A wave is shown in the diagram. What is the frequency of the wave if its speed is 150 meters per second?
We see in this diagram a picture of the wave. And the displacement of the wave in units of meters is plotted against the distance the wave has travelled horizontally, again in units of meters. Based on the information in this picture as well as what we’re told in the problem statement, we want to solve for the frequency of this wave.
To do this, we’ll relate the wave frequency to the wave speed and wavelength. There is a mathematical equation, we can recall, that help us do that. That equation says that wave speed 𝑣 is equal to wave frequency 𝑓 multiplied by wavelength 𝜆. Now in our case, it’s not the wave speed we want to solve for, but rather the wave frequency. If we divide both sides of our wave speed equation by the wavelength 𝜆, then we find that wave frequency is equal to wave speed divided by wavelength.
In the problem statement, we’re told what 𝑣 is. It’s 150 meters per second. That’s how fast this wave is moving, but what we don’t yet know is the wavelength, 𝜆. However, we can use the information in our graph to find it. First off, let’s recall what a wavelength is in general. A wavelength is the distance along the wave’s direction of motion that’s needed to complete one full cycle of motion.
Considering this wave in our chart then, we could start at the trough of the wave, the lowest point, and one complete cycle would be to the next trough over. Or equivalently, we could start out at a zero point here, and then one wavelength would be the distance from there to another zero point with a similar slope. Or yet, another way to calculate wavelength is to start at a crest, a high point, and then to calculate the distance to the next crest over. All of these distances are the same and they’re all equal to one wavelength of this wave.
So, let’s use one of these measurements to calculate the wavelength of this wave in particular. Let’s see we choose to calculate this wave’s wavelength using this distance here, the distance between these two zero points along the wave. We can see that we start out at a distance of two meters and end up at a distance of six meters. Therefore, the wavelength 𝜆 is equal to six meters minus two meters, or four meters.
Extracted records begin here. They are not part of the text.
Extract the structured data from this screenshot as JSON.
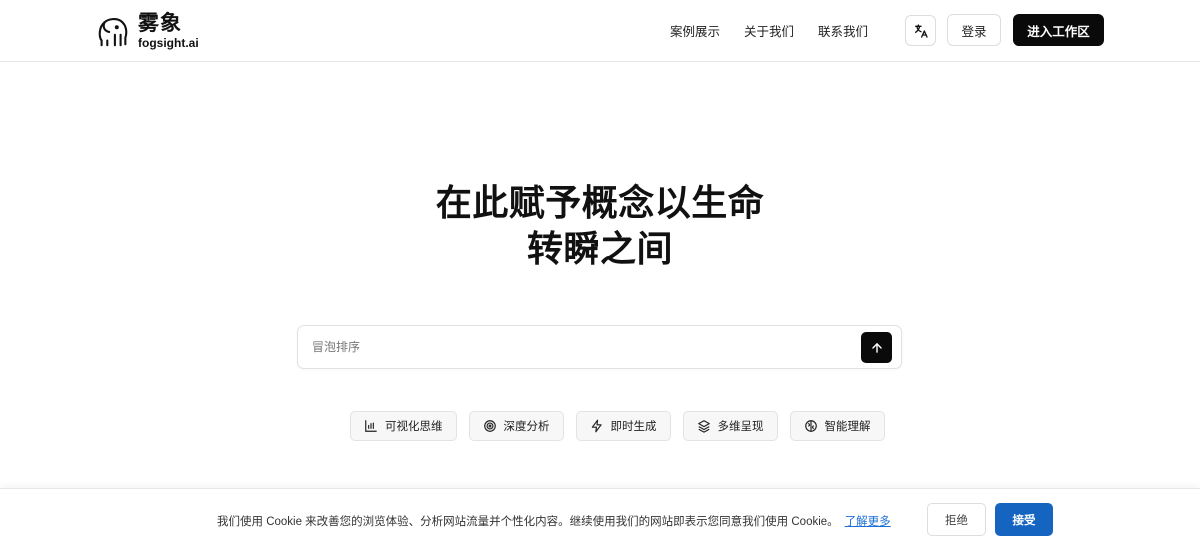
{
  "header": {
    "logo_cn": "雾象",
    "logo_en": "fogsight.ai",
    "nav": [
      {
        "label": "案例展示"
      },
      {
        "label": "关于我们"
      },
      {
        "label": "联系我们"
      }
    ],
    "language_icon": "translate-icon",
    "login_label": "登录",
    "workspace_label": "进入工作区"
  },
  "hero": {
    "line1": "在此赋予概念以生命",
    "line2": "转瞬之间"
  },
  "search": {
    "placeholder": "冒泡排序",
    "submit_icon": "arrow-up-icon"
  },
  "features": [
    {
      "label": "可视化思维",
      "icon": "bar-chart-icon"
    },
    {
      "label": "深度分析",
      "icon": "target-icon"
    },
    {
      "label": "即时生成",
      "icon": "lightning-icon"
    },
    {
      "label": "多维呈现",
      "icon": "layers-icon"
    },
    {
      "label": "智能理解",
      "icon": "brain-icon"
    }
  ],
  "cookie": {
    "message": "我们使用 Cookie 来改善您的浏览体验、分析网站流量并个性化内容。继续使用我们的网站即表示您同意我们使用 Cookie。",
    "link_label": "了解更多",
    "reject_label": "拒绝",
    "accept_label": "接受"
  },
  "colors": {
    "primary_dark": "#0a0a0a",
    "accept_blue": "#1565c0",
    "link_blue": "#1a6fd6"
  }
}
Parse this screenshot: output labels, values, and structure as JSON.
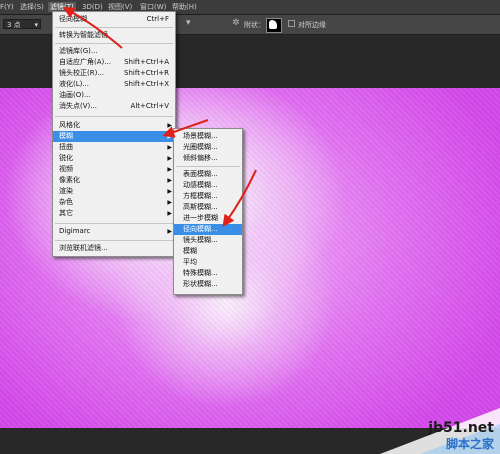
{
  "menubar": {
    "items": [
      "F(Y)",
      "选择(S)",
      "滤镜(T)",
      "3D(D)",
      "视图(V)",
      "窗口(W)",
      "帮助(H)"
    ]
  },
  "options": {
    "brush_size": "3 点",
    "sample_label": "附状：",
    "checkbox_label": "对所边缘"
  },
  "filter_menu": {
    "last_filter": "径向模糊",
    "last_filter_shortcut": "Ctrl+F",
    "convert_smart": "转换为智能滤镜",
    "gallery": "滤镜库(G)...",
    "adaptive_wide": "自适应广角(A)...",
    "adaptive_wide_shortcut": "Shift+Ctrl+A",
    "lens_correction": "镜头校正(R)...",
    "lens_correction_shortcut": "Shift+Ctrl+R",
    "liquify": "液化(L)...",
    "liquify_shortcut": "Shift+Ctrl+X",
    "oil_paint": "油画(O)...",
    "vanishing_point": "消失点(V)...",
    "vanishing_point_shortcut": "Alt+Ctrl+V",
    "wind": "风格化",
    "blur": "模糊",
    "distort": "扭曲",
    "sharpen": "锐化",
    "video": "视频",
    "pixelate": "像素化",
    "render": "渲染",
    "noise": "杂色",
    "other": "其它",
    "digimarc": "Digimarc",
    "browse_online": "浏览联机滤镜..."
  },
  "blur_submenu": {
    "field_blur": "场景模糊...",
    "iris_blur": "光圈模糊...",
    "tilt_shift": "倾斜偏移...",
    "surface_blur": "表面模糊...",
    "motion_blur": "动感模糊...",
    "box_blur": "方框模糊...",
    "gaussian_blur": "高斯模糊...",
    "blur_more": "进一步模糊",
    "radial_blur": "径向模糊...",
    "lens_blur": "镜头模糊...",
    "blur": "模糊",
    "average": "平均",
    "smart_blur": "特殊模糊...",
    "shape_blur": "形状模糊..."
  },
  "watermark": {
    "line1": "jb51.net",
    "line2": "脚本之家"
  },
  "colors": {
    "highlight": "#3a8ee6",
    "arrow": "#e0201a",
    "canvas_magenta": "#d448ea"
  }
}
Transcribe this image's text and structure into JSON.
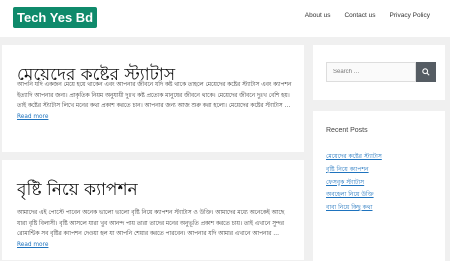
{
  "site": {
    "logo_text": "Tech Yes Bd"
  },
  "nav": {
    "items": [
      "About us",
      "Contact us",
      "Privacy Policy"
    ]
  },
  "posts": [
    {
      "title": "মেয়েদের কষ্টের স্ট্যাটাস",
      "excerpt": "আপনি যদি একজন মেয়ে হয়ে থাকেন এবং আপনার জীবনে যদি কষ্ট থাকে তাহলে মেয়েদের কষ্টের স্ট্যাটাস এবং ক্যাপশন ইত্যাদি আপনার জন্য। প্রাকৃতিক নিয়ম অনুযায়ী দুঃখ কষ্ট প্রত্যেক মানুষের জীবনে থাকে। মেয়েদের জীবনে দুঃখ বেশি হয়। তাই কষ্টের স্ট্যাটাস লিখে মনের কথা প্রকাশ করতে চান। আপনার জন্য আজ শুরু করা হলো। মেয়েদের কষ্টের স্ট্যাটাস …",
      "read_more": "Read more"
    },
    {
      "title": "বৃষ্টি নিয়ে ক্যাপশন",
      "excerpt": "আমাদের এই পোস্টে পাবেন অনেক ভালো ভালো বৃষ্টি নিয়ে ক্যাপশন স্ট্যাটাস ও উক্তি। আমাদের মধ্যে অনেকেই আছে যারা বৃষ্টি বিলাসী। বৃষ্টি আসলে যারা খুব আনন্দ পায় তারা তাদের মনের অনুভূতি প্রকাশ করতে চায়। তাই এখানে সুন্দর রোমান্টিক সব বৃষ্টির ক্যাপশন দেওয়া হল যা আপনি শেয়ার করতে পারবেন। আপনার যদি আমার এখানে আপনার …",
      "read_more": "Read more"
    }
  ],
  "sidebar": {
    "search": {
      "placeholder": "Search …"
    },
    "recent_posts": {
      "title": "Recent Posts",
      "items": [
        "মেয়েদের কষ্টের স্ট্যাটাস",
        "বৃষ্টি নিয়ে ক্যাপশন",
        "ফেসবুক স্ট্যাটাস",
        "অবহেলা নিয়ে উক্তি",
        "বাবা নিয়ে কিছু কথা"
      ]
    }
  },
  "colors": {
    "brand": "#0f8a6b",
    "link": "#1e73be",
    "search_button": "#555c63"
  }
}
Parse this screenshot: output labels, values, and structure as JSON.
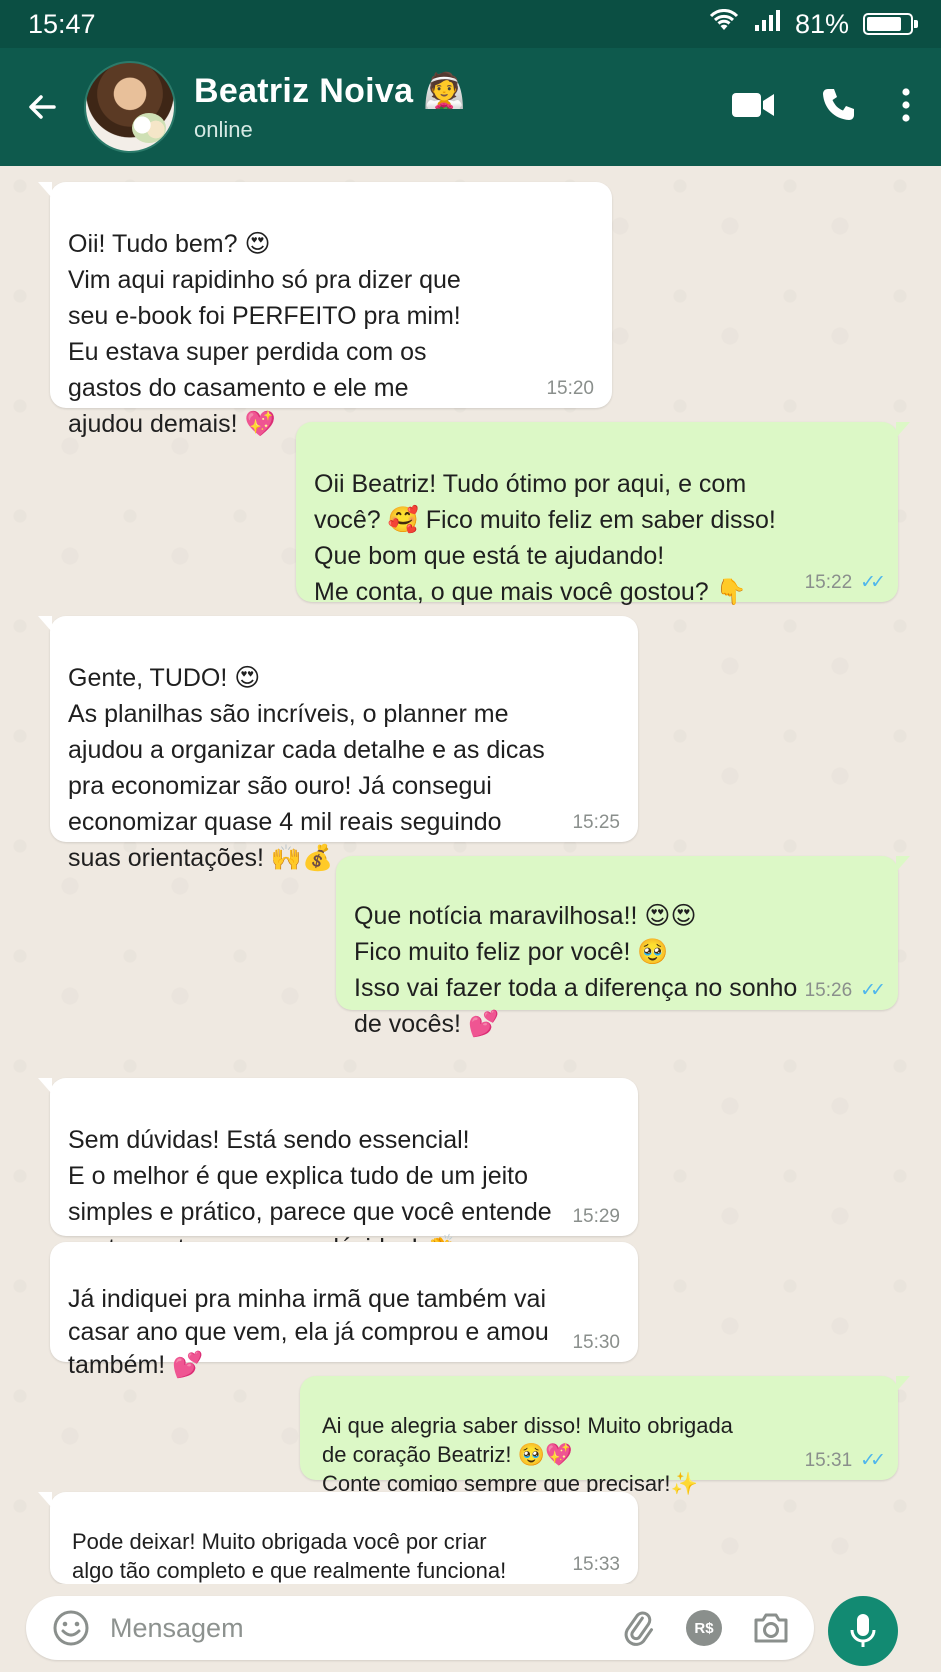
{
  "status_bar": {
    "time": "15:47",
    "battery": "81%",
    "battery_level": 0.81
  },
  "header": {
    "name": "Beatriz Noiva 👰",
    "status": "online"
  },
  "messages": [
    {
      "text": "Oii! Tudo bem? 😍\nVim aqui rapidinho só pra dizer que\nseu e-book foi PERFEITO pra mim!\nEu estava super perdida com os\ngastos do casamento e ele me\najudou demais! 💖",
      "time": "15:20"
    },
    {
      "text": "Oii Beatriz! Tudo ótimo por aqui, e com\nvocê? 🥰 Fico muito feliz em saber disso!\nQue bom que está te ajudando!\nMe conta, o que mais você gostou? 👇",
      "time": "15:22",
      "ticks": "✓✓"
    },
    {
      "text": "Gente, TUDO! 😍\nAs planilhas são incríveis, o planner me\najudou a organizar cada detalhe e as dicas\npra economizar são ouro! Já consegui\neconomizar quase 4 mil reais seguindo\nsuas orientações! 🙌💰",
      "time": "15:25"
    },
    {
      "text": "Que notícia maravilhosa!! 😍😍\nFico muito feliz por você! 🥹\nIsso vai fazer toda a diferença no sonho\nde vocês! 💕",
      "time": "15:26",
      "ticks": "✓✓"
    },
    {
      "text": "Sem dúvidas! Está sendo essencial!\nE o melhor é que explica tudo de um jeito\nsimples e prático, parece que você entende\nexatamente as nossas dúvidas! 👏",
      "time": "15:29"
    },
    {
      "text": "Já indiquei pra minha irmã que também vai\ncasar ano que vem, ela já comprou e amou\ntambém! 💕",
      "time": "15:30"
    },
    {
      "text": "Ai que alegria saber disso! Muito obrigada\nde coração Beatriz! 🥹💖\nConte comigo sempre que precisar!✨",
      "time": "15:31",
      "ticks": "✓✓"
    },
    {
      "text": "Pode deixar! Muito obrigada você por criar\nalgo tão completo e que realmente funciona!\nDeus abençoe muito! 🙏💖",
      "time": "15:33"
    }
  ],
  "composer": {
    "placeholder": "Mensagem",
    "currency_badge": "R$"
  },
  "colors": {
    "header": "#0e5a4d",
    "outgoing": "#dcf8c6",
    "incoming": "#ffffff",
    "tick_read": "#4fb6ec",
    "send": "#128a72"
  }
}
And just as a quick check, notice that we would’ve gotten the same result if we had used, say, the distance from one peak to another. In that case, we would calculate the distance between one meter and five meters, which, again, is four meters. So then, our calculation of wavelength seems to be good. Four meters is the wavelength of this particular wave. Knowing that, we can now substitute in four meters for 𝜆 in our equation of frequency. And we can replace the wave speed 𝑣 with the given speed of 150 meters per second.
Now before we calculate this fraction, notice what happens to the units in the expression. In both numerator and denominator, we have units of meters. Therefore, this unit cancels out. And we’ll end up with a unit of inverse seconds, or one over seconds. That unit, inverse seconds, is equivalent to the unit of hertz, symbolized Hz. This means that the answer to our question will be given in these units of hertz.
And if we divide 150 by four, we find a result of 37.5 hertz. Based on the wave speed and wavelength then, every second of time that passes, this wave goes through 37 and a half complete cycles. In other words, moving from crest to crest or from trough to trough or anywhere in between, as long as it goes through one complete cycle. This is the frequency of the wave.